One of my negro friends tells me: “Soon atter de war, dar wuz a trance-meetin’ in dis neighbourhood dat lasted a week. De cook at marster’s would git a answer jes befo’ dinner dat ef he didn’ bring a part uv evvything he cooked to de meetin’, ‘de Lawd would snatch de breath outen his body.’ He brung it. Young gals dee’d be layin’ ’roun’ in trances. A gal would come to meetin’ w’arin’ a jacket a white lady gin ’er. One uh de gals in a trance would say: ‘De Lawd say if sich an’ sich a one don’ pull dat jacket off, he gwi snatch de breath out dar body.’ One ole man broke dat meetin’ up. Two uv his gran’sons was lyin’ out in a trance. He come down dar, wid a han’-full uh hickory switches an’ laid de licks on dem gran’chillun. Evvybody took out an’ run. Dat broke de meetin’ up.

“Endurin’ slavery, dar marsters wouldn’ ’low niggers tuh do all dat foolishness. When freedom come, dee lis’n to bad advice an’ lef’ de white folks’ chu’ches an’ go to doin’ all sorts uh nawnsense.
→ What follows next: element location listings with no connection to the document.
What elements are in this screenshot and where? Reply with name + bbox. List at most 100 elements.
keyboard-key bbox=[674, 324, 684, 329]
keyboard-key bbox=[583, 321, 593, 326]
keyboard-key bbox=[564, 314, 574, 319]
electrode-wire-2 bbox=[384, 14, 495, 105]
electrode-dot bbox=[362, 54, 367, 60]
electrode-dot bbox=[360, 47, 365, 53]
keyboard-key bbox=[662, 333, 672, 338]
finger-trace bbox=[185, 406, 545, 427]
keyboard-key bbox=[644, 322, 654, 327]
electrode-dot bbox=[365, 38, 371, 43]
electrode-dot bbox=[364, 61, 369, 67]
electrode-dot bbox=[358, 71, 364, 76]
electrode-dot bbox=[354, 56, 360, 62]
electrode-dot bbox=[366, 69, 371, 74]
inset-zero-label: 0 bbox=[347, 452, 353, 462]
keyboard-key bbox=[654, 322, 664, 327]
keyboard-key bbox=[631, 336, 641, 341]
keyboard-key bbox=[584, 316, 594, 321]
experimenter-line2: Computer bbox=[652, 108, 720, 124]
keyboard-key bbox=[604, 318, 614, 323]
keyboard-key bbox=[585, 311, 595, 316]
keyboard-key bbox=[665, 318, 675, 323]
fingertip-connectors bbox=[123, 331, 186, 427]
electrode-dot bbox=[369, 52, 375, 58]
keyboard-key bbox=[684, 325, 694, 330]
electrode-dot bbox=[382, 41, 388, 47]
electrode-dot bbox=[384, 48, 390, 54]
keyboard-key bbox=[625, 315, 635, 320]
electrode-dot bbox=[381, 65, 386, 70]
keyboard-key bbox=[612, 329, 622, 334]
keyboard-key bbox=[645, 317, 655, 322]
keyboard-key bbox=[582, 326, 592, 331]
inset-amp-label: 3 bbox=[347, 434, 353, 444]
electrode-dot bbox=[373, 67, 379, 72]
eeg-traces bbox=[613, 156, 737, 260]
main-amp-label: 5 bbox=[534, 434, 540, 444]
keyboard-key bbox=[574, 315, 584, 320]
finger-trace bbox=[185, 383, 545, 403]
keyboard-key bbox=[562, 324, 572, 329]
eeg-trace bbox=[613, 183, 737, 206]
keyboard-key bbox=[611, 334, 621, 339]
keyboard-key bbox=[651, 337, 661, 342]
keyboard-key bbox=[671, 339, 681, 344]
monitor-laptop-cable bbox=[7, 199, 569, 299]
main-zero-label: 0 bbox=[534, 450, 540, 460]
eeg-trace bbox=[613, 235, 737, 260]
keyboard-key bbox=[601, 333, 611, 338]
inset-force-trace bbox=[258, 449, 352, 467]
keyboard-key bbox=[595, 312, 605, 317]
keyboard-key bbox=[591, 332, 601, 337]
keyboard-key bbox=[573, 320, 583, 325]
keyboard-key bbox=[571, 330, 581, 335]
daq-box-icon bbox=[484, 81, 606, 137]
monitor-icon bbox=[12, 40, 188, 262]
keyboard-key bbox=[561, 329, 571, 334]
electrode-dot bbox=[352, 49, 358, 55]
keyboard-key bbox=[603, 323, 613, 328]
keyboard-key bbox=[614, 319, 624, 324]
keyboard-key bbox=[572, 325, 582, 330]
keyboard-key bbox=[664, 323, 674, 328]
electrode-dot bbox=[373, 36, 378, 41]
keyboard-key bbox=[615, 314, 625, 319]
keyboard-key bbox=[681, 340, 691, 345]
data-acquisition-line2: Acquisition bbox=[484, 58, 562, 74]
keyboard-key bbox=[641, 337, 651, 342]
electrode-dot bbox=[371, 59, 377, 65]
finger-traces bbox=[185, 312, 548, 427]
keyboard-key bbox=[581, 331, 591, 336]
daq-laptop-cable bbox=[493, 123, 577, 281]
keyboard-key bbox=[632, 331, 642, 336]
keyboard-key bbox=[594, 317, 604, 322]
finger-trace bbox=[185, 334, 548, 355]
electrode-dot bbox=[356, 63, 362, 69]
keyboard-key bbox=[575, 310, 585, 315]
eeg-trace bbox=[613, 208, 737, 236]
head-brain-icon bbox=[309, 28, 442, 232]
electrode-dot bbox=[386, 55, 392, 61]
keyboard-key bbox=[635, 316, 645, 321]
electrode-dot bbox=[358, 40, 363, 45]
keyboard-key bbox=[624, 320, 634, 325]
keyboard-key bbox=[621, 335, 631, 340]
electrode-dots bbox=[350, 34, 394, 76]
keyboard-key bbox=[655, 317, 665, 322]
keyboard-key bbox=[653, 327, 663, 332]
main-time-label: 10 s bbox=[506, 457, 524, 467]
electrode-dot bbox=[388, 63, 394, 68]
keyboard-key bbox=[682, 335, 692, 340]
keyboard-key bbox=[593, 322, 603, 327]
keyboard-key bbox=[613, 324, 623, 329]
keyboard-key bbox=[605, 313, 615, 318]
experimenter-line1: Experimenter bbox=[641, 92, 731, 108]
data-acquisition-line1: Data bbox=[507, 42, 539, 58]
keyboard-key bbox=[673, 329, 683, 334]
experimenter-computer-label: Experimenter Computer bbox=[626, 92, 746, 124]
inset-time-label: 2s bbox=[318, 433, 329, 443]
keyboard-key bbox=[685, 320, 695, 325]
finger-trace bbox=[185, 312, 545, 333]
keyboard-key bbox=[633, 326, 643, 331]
Now dee done learnt better again. Dee goin’ back sorter to de white folks’ chu’ches. Heap uh Pristopals lak dar use tuh be. In Furginny, Bishop Randolph come ’roun’ an’ confirm all our classes. An’ de Baptis’es dee talk ’bout takin’ de cullud Baptis’es under dar watch-keer. An’ all our folks dee done learnt heap better an’ all what I been tellin’ you. I don’ want you tuh put dat in no book lessen you say we-all done improved.”

Southern men who stand at the head of educational movements for negroes, state that they have advanced greatly in a religious sense, their own educated ministry contributing to this end. Among those old half-voodoo shouters and dreamers of dreams were negroes of exalted Christian character and true piety, and, industrially, of far more worth to society than the average educated product. I have known sensible negroes who believed that they “travelled” to heaven and to hell.[15]

It has been urged that darkness would have been quickly turned to light had Southern masters and mistresses performed their full duty in the spiritual instruction of their slaves. To change the fibre of a race is not a thing quickly done even where undivided and intense effort is bent in this direction. The negro, as he came here from Africa, changed much more quickly for the better in every respect than under freedom he could have done. It has been charged that we had laws against teaching negroes to read. I never heard of them until after the war. All of us tried to teach darkeys to read, and nothing was ever done to anybody about it. If there were such laws, we paid no attention to them, and they were framed for the negroes’ and our protection against fanatics.[16]

I have treated this subject to show the swing back to savagery the instant the master-hand was removed; one cause of demoralisation in field and kitchen; the superstitious, volatile, inflammable material upon which political sharpers played without scruple.